Нужно было залезть в этот пиратский сундук мертвеца, и там начнётся настоящая жизнь.
Наконец, он погрузился в подсоленную воду. За ним задвинули крышку, и началось плавание в темноте.
Он снова очутился на раскалённом песке. Очень хотелось пить, опасность была рядом, а рука сжимала рукоять боевой стали.
Это была какая-то ошибка ― он заказывал путешествие в космос.
Хотелось чего-то высокотехнологичного, чтобы нестись через пространство на корабле Илона Маска и пролетать над марсианской пустыней, а за спиной должен переливаться радужный круг геликоптера. Потом будет космопорт, упоительная заваруха, и он полетит на боевое задание, а внизу ― грязные повстанцы будут разбегаться от очередей лазерных пушек. Или он будет стрелять из крупнокалиберного пулемёта по надвигающейся воздушной армаде. Но вокруг был только песок, у берега торчали остовы кораблей, а на горизонте горел не то город, не то деревня.
Когда сеанс кончился, он стал искать администратора, но оказалось, что все ушли. Только молодой негр предложил ему заполнить формуляр жалобы, но жаловаться не было сил.
Дома все спали ― он тихо прошёл в детскую и поглядел, как они спят. Старший стонал во сне, дочь спала тихо, а жена на этот раз прикорнула в комнате маленькой Маргарет.
Он лёг в пустую и холодную кровать и свернулся калачиком. И тут же очутился на берегу, песок попал в глаза, и было нестерпимо больно. «Надо пойти к врачу, ― подумал он с бесконечной жалостью к себе и тут же вспомнил, что страховка просрочена. ― Но что-то же можно сделать?»
Вдруг он увидел Йеллоустонский парк и Лизу, обнявшую гигантский ствол секвойи. Они ездили туда два года назад. Сын бегал между деревьев. Бедный сынок, никто не будет называть его «мистер Бартоломью»…
В воспоминание, смеясь, вплыла Марджори. Он спросил её, кто поведёт по дороге обратно, но никто не ответил. Всё пропало, и ему опять снилось небо ― он летел по нему, а над ним был радужный круг пропеллера. Он вспомнил, что всегда хотелось летать, но куда ему стать лётчиком? Это удел упорных людей. За воспоминания было заплачено, и он не мог покинуть этот заколдованный круг. Впрочем, отчаянным усилием он вырвался оттуда.

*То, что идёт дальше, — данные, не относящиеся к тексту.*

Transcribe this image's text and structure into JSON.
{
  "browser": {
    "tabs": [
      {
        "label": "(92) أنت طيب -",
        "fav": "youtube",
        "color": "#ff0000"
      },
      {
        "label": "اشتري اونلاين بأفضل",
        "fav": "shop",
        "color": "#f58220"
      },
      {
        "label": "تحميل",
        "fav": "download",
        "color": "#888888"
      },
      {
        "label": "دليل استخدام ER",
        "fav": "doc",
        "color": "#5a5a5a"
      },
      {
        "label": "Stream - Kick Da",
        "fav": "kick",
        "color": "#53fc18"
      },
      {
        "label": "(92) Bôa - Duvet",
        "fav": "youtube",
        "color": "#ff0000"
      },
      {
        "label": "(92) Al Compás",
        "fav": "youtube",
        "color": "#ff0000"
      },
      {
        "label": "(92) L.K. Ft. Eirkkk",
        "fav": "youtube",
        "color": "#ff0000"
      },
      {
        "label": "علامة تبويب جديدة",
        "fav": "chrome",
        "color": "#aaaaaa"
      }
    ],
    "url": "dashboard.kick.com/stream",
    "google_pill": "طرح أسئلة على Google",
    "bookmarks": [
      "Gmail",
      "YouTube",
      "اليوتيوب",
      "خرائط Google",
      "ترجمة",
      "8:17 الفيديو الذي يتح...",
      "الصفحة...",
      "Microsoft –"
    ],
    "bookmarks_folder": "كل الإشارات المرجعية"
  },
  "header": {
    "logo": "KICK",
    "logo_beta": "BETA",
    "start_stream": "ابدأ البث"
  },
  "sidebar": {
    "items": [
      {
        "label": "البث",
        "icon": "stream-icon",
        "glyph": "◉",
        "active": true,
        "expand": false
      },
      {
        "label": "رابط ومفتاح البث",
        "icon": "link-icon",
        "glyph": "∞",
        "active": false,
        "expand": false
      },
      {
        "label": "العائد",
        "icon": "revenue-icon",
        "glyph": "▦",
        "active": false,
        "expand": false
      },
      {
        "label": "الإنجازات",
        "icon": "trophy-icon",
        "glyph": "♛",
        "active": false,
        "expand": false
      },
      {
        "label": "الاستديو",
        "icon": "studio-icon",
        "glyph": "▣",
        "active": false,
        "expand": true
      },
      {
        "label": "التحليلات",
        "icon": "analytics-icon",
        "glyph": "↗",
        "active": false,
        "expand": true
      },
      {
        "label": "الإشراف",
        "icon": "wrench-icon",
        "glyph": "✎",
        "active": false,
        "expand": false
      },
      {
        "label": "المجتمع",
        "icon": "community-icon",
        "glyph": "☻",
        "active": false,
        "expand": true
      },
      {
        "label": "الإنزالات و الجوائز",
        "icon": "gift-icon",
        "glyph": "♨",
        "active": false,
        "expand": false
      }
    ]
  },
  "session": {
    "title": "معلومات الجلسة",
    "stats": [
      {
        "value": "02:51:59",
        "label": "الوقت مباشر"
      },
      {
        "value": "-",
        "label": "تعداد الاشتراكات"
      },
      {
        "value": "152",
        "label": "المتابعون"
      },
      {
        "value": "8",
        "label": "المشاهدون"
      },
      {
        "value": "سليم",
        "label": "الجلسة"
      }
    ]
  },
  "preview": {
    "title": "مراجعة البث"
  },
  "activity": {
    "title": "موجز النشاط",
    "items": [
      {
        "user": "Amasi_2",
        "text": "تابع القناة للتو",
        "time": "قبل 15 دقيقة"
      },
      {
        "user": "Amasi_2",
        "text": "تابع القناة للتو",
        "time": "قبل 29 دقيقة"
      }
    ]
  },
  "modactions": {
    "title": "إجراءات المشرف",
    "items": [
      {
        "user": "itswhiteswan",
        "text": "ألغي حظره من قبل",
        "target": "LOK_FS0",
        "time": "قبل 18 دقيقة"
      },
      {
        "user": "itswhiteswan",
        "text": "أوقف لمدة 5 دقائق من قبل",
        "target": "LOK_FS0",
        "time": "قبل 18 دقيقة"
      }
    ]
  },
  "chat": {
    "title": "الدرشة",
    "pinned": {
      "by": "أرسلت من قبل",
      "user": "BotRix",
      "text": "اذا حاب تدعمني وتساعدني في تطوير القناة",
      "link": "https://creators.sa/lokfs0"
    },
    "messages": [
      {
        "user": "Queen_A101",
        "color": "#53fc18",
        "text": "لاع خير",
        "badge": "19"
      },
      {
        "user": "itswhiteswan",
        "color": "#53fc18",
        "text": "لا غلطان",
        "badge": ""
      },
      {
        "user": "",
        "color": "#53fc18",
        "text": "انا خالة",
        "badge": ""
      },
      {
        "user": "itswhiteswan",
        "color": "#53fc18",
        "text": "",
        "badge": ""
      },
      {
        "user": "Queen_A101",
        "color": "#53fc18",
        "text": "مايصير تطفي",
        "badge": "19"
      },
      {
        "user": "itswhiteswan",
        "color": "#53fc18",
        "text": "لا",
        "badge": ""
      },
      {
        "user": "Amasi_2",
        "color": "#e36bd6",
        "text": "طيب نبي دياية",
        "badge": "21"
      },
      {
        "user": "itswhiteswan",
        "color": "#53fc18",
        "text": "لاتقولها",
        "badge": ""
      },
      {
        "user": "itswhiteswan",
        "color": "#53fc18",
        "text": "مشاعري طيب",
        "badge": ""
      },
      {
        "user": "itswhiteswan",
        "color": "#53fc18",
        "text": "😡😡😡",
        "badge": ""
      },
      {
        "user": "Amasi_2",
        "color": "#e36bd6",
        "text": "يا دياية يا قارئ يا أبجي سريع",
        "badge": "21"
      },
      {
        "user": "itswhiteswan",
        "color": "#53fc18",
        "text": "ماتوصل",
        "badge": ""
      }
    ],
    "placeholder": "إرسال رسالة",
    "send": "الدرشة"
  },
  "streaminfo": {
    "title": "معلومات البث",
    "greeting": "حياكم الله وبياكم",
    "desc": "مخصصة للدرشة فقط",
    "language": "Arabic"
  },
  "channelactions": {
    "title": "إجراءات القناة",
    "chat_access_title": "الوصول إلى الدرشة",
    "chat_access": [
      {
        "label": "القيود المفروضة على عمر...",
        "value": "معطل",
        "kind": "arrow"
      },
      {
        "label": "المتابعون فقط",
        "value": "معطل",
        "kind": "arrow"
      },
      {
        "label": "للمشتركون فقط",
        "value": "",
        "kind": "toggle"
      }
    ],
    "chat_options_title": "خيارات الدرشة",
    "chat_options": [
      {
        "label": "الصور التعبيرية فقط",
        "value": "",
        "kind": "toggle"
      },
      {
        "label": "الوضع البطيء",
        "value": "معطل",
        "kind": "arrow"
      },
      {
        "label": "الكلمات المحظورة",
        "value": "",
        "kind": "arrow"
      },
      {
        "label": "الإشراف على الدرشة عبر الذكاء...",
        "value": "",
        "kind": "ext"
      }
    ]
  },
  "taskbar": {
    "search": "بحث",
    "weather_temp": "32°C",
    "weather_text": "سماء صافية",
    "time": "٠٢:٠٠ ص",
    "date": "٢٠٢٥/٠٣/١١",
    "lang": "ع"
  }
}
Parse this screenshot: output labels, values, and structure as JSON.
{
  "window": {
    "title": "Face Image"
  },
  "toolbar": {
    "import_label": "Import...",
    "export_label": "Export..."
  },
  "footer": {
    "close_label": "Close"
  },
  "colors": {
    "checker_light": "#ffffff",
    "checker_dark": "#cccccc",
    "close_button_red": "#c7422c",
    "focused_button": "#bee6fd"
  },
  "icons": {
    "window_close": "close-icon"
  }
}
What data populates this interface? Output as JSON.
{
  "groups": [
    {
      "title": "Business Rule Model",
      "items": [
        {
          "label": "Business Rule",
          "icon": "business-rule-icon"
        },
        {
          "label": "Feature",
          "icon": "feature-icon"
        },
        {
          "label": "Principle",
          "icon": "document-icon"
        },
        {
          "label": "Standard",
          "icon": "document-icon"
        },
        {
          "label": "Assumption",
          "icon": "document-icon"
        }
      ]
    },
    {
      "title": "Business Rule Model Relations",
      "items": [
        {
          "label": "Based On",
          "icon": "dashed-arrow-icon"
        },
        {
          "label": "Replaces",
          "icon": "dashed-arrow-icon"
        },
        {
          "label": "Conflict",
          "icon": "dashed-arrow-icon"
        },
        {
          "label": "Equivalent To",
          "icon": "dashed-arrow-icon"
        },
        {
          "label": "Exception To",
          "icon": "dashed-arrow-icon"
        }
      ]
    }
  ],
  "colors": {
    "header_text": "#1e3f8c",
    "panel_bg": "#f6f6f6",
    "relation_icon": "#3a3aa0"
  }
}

Вокруг была знакомая комната, мерно в темноте шумел кондиционер. Вдруг сверху постучали, и потолок съехал в сторону. Он увидел лицо негра, что продавал фальшивые воспоминания за настоящие деньги.
«Милый парень, ― успел подумать он. ― Что? Время кончилось? Что, а?»
«У вас прерывание, можно возобновить за счёт заведения», ― сказали над ним.
И он кивнул.
Деньги были враньём, бессмысленными электронами, обезличенно пробегающими по проводам. Его снова выбросило на пляж. Он встал на четвереньки, глаза нестерпимо жгло, и он понял, что скоро ослепнет. Можно закрыть глаза ― что он и сделал. Но когда глаза открылись, он увидел только черноту ― он был заточён в узкое пространство внутри странного деревянного сооружения. Рядом были люди. Смрад их немытых тел душил его, но это были товарищи, друзья, родственники ― и они ждали чего-то. Он протянул руку и укололся ― там был меч.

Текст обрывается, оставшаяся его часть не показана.